Last summer in Philadelphia, the Opera Omaha Guild received an award from Opera Volunteers International for innovating the event.
Lisa Hagstrom of Omaha, a guild volunteer who came up with the idea, accepted the award on behalf of the guild and gave a presentation. It was so popular she had to give it twice.
Competitors are each asked to lip-sync a famous aria, giving their own interpretations. They also lip-sync a “signature number,” a song of their own choosing.
Matt Finken of Omaha is the reigning “Miss Spirits” and will attempt to defend his title Saturday. Onstage, he goes by the name “Macy Riley.”

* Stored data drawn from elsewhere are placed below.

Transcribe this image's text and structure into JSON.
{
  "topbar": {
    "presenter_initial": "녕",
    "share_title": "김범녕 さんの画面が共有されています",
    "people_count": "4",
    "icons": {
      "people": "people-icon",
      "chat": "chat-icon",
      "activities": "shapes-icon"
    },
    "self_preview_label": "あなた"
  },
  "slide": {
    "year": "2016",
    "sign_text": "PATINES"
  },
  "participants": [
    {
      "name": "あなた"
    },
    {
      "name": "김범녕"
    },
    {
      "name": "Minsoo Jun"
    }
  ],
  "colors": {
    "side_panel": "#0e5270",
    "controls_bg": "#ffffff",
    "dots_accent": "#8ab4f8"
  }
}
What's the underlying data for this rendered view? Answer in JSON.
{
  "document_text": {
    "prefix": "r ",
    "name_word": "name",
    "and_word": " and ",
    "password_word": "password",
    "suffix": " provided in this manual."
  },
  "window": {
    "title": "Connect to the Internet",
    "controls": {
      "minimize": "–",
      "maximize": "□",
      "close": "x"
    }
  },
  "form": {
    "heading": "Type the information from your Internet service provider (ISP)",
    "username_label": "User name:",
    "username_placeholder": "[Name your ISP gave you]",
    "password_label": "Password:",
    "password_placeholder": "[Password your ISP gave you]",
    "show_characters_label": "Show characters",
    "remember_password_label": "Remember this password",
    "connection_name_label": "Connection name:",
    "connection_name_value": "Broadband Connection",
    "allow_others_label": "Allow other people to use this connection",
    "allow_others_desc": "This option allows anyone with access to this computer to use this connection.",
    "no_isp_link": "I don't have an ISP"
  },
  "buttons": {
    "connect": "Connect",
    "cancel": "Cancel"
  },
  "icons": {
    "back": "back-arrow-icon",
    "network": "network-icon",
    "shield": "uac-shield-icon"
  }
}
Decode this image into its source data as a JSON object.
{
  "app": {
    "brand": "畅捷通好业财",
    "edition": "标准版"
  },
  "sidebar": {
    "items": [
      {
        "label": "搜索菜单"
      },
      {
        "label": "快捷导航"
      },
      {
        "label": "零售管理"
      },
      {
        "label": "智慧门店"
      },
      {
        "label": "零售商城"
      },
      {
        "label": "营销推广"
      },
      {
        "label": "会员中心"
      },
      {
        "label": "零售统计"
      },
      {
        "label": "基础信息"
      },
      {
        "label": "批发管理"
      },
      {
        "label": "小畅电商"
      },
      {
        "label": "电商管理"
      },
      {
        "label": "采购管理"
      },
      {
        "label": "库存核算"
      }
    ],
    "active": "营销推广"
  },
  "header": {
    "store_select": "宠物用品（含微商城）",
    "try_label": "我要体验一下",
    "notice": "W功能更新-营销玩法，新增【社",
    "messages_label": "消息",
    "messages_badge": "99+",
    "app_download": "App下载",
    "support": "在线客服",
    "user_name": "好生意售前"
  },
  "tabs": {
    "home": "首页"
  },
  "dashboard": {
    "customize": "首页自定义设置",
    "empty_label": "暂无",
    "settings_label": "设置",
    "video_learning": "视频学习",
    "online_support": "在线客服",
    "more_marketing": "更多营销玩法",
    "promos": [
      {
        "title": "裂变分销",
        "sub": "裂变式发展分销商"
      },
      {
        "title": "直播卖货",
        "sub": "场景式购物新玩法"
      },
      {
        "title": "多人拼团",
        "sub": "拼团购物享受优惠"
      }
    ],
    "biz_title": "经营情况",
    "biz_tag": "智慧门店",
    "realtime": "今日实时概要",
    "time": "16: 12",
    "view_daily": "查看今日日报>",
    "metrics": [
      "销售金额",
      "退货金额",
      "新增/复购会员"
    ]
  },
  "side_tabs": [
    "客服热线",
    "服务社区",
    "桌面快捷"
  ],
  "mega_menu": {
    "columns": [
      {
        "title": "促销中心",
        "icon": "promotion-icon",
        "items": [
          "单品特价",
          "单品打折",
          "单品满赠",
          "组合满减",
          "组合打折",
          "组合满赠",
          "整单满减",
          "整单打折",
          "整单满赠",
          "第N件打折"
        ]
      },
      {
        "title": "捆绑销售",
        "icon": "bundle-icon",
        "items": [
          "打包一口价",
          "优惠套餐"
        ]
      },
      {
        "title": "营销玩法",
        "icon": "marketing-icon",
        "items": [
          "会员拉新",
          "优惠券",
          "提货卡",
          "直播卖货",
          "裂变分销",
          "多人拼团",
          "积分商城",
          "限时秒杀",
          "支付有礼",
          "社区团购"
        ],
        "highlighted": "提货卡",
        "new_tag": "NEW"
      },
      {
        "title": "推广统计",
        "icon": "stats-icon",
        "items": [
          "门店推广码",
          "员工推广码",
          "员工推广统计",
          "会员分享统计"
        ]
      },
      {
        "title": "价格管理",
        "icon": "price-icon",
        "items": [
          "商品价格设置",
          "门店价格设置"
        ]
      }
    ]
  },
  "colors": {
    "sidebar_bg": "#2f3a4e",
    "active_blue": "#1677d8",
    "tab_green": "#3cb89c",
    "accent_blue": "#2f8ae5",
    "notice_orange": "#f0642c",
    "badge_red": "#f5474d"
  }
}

A gymnast as a teenager in nearby Missouri Valley, Iowa, and now a 41-year-old kitchen designer, he has held various titles, including “Miss Gay Omaha,” “Miss Merry Christmas” and “Empress of the Imperial Court of Nebraska.”
He has traveled the country for competitions, and some people are surprised when he says he is from Omaha.
“Everybody thinks Omaha is a little country cow town,” Matt said. “They don't know we have opera, symphony, great museums, a zoo and a lot more.”
Dressing up is expensive.
“It costs a lot to buy a dress, a pair of heels, makeup, wigs, nails and eyelashes,” he said. “I'm lucky that I can afford to buy those things.”
He's glad to do so for charity fundraisers and says he wants to make audiences comfortable.
“A lot of straight people come to the shows and find it very interesting,” Matt said. “I like to have fun with the audience.”
Most gay people are not cross-dressers, and the event is not pushing a gay lifestyle. It's intended as a fun evening with glitz and glamour, with makeup and costumes — like opera itself.
Though homosexuality remains controversial, an event such as this may be another example of the softening of opinion on gayness in America.
A Gallup Poll in November, with a margin of error of plus or minus 3 percentage points, showed that support for same-sex marriage had doubled since 1996 — from 27 percent approval to 53 percent.
“A lot of times we separate ourselves,” said Bruce, who is gay. “I've always been of the firm belief that if we did more things with the community at large, there would be more acceptance.”
Matt said it's heartening for gay people to see more straight folks, including some conservative politicians who learned that loved ones were gay, changing the way they look at homosexuals.
“Everybody knows a gay person now,” he said. “And people are more comfortable coming out.”
Saturday's show is from 5:30 p.m. to 8:30 p.m. Tickets — $45, or $60 for reserved seating — can be purchased by calling 402-346-4398.
Because of donations and sponsorships, 100 percent of ticket sales, as well as money raised in an auction and a raffle, will go to help Opera Omaha.
Most gays are not flamboyant, but Saturday's show will be — pick your adjective — resplendent, flashy, ostentatious or dazzling. And mostly, organizers hope, just fun.
“Opera is such a beautiful art form,” said Vernie Jones, a longtime volunteer for a variety of causes. “But lots of people are standoffish about it because it does have an image of snobbism. This event really helps shine a new light.”
Not everyone admires cross-dressing. But attendees who know what to expect aren't likely to find this fast-paced show a drag.